There is always a trade-off between security and usability for sure. One
trade-off for the non geek users is to enable networking in the software
template so that you can run the "Software" application to pick and choose
your required desktop applications.  The journalist may not know how to use
DNF at the command line but the Software installer will clearly let them
pick and choose from several decent word processors. If only the Software
application used the same proxy method to search the repository for
packages then turning on the networking would not be necessary. The average
desktop user would have a much easier time installing what they need.

The main thing for them to *not do* is to run any applications in the
template VM itself. Never test things in the template unless you absolutely
need to pre-configure something, and if so, do it with networking turned
off if you have that choice. Clearly this is not easy for a non-geek, but
it can be made a little easier.

So, I bet this has been talked about before.  As I was doing the upgrade to
> Fedora 31, I realized a Journalist is not likely to be very happy doing
> that.  After that, I had to search to find a Text Editor, (Gedit is what I
> used)  A Journalist would expect that the things
>

LibreOffice is what you want for journalists.

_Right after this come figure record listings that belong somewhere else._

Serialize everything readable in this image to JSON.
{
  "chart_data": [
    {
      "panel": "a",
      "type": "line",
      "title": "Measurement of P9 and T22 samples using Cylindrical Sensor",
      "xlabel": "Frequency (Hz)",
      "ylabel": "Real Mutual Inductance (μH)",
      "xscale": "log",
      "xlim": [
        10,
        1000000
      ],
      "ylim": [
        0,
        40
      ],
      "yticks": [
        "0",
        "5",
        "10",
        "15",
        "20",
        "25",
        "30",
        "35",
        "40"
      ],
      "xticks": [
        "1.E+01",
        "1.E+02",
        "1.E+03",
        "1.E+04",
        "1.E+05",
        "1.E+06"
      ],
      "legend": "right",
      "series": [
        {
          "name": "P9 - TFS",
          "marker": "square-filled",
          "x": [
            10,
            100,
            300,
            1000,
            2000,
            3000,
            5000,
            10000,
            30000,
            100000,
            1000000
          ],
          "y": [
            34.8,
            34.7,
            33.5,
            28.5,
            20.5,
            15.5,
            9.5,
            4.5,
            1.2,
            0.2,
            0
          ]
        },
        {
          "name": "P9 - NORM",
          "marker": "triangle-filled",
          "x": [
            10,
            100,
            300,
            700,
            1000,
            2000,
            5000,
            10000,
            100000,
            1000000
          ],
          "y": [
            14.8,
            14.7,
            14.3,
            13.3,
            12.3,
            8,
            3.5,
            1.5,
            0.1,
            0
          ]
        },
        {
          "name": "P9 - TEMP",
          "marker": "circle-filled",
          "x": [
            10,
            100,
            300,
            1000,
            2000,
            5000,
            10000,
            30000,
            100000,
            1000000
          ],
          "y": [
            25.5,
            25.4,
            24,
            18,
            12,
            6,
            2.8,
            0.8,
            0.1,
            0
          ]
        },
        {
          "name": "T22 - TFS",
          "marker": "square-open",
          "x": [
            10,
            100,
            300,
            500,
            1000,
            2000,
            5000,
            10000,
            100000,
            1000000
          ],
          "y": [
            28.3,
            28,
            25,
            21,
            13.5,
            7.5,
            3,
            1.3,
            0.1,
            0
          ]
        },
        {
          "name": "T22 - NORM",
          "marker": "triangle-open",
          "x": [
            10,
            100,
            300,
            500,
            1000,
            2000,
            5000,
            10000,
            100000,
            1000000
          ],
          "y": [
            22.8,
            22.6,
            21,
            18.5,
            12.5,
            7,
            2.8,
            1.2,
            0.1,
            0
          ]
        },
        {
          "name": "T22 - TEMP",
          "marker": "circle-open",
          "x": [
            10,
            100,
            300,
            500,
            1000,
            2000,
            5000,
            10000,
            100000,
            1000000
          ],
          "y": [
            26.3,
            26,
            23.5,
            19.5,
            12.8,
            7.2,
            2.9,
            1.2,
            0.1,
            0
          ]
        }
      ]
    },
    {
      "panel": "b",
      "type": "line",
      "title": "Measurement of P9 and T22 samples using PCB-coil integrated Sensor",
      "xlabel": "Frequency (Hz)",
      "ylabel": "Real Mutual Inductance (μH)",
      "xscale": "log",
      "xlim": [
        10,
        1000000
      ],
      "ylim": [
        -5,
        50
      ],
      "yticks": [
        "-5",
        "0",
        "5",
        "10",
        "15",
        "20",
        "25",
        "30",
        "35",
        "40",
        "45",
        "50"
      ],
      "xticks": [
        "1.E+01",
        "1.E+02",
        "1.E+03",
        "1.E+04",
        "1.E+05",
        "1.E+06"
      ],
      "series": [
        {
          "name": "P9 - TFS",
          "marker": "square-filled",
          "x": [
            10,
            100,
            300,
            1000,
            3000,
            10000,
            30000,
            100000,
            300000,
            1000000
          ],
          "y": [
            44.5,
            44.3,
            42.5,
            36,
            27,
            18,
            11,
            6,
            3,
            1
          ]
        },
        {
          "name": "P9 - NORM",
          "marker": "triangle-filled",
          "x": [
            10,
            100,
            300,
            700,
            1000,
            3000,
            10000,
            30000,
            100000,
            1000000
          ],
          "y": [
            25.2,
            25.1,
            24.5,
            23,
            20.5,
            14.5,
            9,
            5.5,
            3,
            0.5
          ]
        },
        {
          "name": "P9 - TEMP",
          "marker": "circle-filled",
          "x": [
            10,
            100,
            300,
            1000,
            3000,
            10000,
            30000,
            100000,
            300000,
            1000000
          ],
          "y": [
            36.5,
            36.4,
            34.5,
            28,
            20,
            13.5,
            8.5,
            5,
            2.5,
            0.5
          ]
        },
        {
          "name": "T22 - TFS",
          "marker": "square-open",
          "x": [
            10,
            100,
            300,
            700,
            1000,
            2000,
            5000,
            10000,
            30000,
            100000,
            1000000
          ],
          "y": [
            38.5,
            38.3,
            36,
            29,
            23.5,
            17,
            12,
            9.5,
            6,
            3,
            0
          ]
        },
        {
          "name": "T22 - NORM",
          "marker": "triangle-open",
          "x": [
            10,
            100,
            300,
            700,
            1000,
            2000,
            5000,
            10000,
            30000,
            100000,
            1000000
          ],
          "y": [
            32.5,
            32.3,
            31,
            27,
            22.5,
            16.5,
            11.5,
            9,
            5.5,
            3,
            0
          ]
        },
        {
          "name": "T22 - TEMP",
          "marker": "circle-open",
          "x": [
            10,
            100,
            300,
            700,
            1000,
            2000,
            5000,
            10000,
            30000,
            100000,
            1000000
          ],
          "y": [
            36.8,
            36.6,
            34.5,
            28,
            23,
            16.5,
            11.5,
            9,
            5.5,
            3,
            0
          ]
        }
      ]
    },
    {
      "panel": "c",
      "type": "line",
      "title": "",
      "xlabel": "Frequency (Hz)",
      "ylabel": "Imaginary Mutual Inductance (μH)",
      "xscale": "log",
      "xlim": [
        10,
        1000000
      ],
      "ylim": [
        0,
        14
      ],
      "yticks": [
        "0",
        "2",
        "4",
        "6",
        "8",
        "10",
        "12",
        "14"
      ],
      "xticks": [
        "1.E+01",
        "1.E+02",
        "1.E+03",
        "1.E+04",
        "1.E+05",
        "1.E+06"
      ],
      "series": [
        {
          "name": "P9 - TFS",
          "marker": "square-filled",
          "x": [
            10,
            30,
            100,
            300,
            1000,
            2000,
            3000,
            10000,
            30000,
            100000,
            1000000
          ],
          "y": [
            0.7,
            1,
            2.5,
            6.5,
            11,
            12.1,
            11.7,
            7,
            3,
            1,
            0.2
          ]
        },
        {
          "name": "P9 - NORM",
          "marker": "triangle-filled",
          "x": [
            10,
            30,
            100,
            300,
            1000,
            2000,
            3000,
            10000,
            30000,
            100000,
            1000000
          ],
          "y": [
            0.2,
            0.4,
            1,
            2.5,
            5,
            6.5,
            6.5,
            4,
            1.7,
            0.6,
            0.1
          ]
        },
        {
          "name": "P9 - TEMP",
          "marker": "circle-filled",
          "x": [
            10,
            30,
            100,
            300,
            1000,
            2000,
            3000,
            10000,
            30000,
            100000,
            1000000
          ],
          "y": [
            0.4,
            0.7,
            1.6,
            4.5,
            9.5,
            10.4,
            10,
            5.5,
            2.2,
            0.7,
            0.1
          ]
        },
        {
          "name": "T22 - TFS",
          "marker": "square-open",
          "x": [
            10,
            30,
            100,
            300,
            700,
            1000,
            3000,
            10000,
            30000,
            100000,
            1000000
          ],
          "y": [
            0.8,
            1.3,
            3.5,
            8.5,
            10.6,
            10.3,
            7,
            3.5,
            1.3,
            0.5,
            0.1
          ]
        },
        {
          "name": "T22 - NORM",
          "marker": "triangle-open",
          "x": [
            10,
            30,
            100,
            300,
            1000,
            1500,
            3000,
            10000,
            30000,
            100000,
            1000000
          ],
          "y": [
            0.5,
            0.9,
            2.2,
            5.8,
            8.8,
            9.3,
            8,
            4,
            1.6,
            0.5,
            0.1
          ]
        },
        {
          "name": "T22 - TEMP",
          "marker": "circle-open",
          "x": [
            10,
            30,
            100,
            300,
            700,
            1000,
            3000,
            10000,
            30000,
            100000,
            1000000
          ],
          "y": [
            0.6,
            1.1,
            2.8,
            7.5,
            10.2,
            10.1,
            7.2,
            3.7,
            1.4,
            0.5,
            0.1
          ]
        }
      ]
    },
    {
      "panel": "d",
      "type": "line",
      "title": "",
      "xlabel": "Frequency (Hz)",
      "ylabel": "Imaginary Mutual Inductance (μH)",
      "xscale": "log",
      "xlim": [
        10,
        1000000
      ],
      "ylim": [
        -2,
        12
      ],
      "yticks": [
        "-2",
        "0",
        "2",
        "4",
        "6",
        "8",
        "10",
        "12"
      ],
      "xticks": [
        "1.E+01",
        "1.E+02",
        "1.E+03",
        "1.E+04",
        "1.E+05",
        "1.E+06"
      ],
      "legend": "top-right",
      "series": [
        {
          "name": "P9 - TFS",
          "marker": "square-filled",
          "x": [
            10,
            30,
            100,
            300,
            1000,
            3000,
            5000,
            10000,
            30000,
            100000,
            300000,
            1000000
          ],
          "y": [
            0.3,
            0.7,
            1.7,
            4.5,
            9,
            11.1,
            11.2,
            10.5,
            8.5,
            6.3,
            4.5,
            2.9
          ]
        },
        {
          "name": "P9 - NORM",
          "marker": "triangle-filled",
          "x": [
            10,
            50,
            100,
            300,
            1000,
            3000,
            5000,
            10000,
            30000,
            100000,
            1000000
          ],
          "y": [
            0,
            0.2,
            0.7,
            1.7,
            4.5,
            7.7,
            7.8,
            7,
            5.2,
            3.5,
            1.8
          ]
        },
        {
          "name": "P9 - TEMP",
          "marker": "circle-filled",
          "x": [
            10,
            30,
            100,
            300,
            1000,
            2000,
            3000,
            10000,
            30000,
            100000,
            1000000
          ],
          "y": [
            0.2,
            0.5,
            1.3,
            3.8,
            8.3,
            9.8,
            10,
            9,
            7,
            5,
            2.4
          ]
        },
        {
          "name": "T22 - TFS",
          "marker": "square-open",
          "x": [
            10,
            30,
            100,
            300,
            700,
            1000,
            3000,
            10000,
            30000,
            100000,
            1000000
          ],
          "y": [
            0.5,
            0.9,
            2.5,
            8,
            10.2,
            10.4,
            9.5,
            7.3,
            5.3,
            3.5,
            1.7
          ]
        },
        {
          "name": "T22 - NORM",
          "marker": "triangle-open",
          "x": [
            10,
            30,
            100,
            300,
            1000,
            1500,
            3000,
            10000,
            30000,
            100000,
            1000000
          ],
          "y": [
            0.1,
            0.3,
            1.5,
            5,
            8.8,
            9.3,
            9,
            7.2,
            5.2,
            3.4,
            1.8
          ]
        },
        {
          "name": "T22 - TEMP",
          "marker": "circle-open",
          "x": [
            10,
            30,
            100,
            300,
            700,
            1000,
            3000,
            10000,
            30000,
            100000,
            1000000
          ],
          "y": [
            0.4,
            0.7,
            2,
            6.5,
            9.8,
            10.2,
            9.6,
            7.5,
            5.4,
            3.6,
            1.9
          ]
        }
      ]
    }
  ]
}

Then I tried to watch a Video.   Gee guys, a Journalist just expects this
> stuff to work.  I , on the other hand, am concerned our mythical
> investigator not realizing the possible security implications of opening
> what kind of app, when.
>

If you enable rpmfusion repos you will be able to access more video codecs,
but again that is a security trade-off.

What you can do is have one template with all the DRMed codecs providing
for one or two AppVMs or DVMs that can run the videos, while keeping the
remaining AppVMs for investigations more secure without all the extra risky
additions. You just have to train them how to open the video URLs in one of
the special VMs.


Tech people do not think like Journalists of Human Rights Workers, nor vice
> versa.
>

Perhaps not, but very likely we are trainable.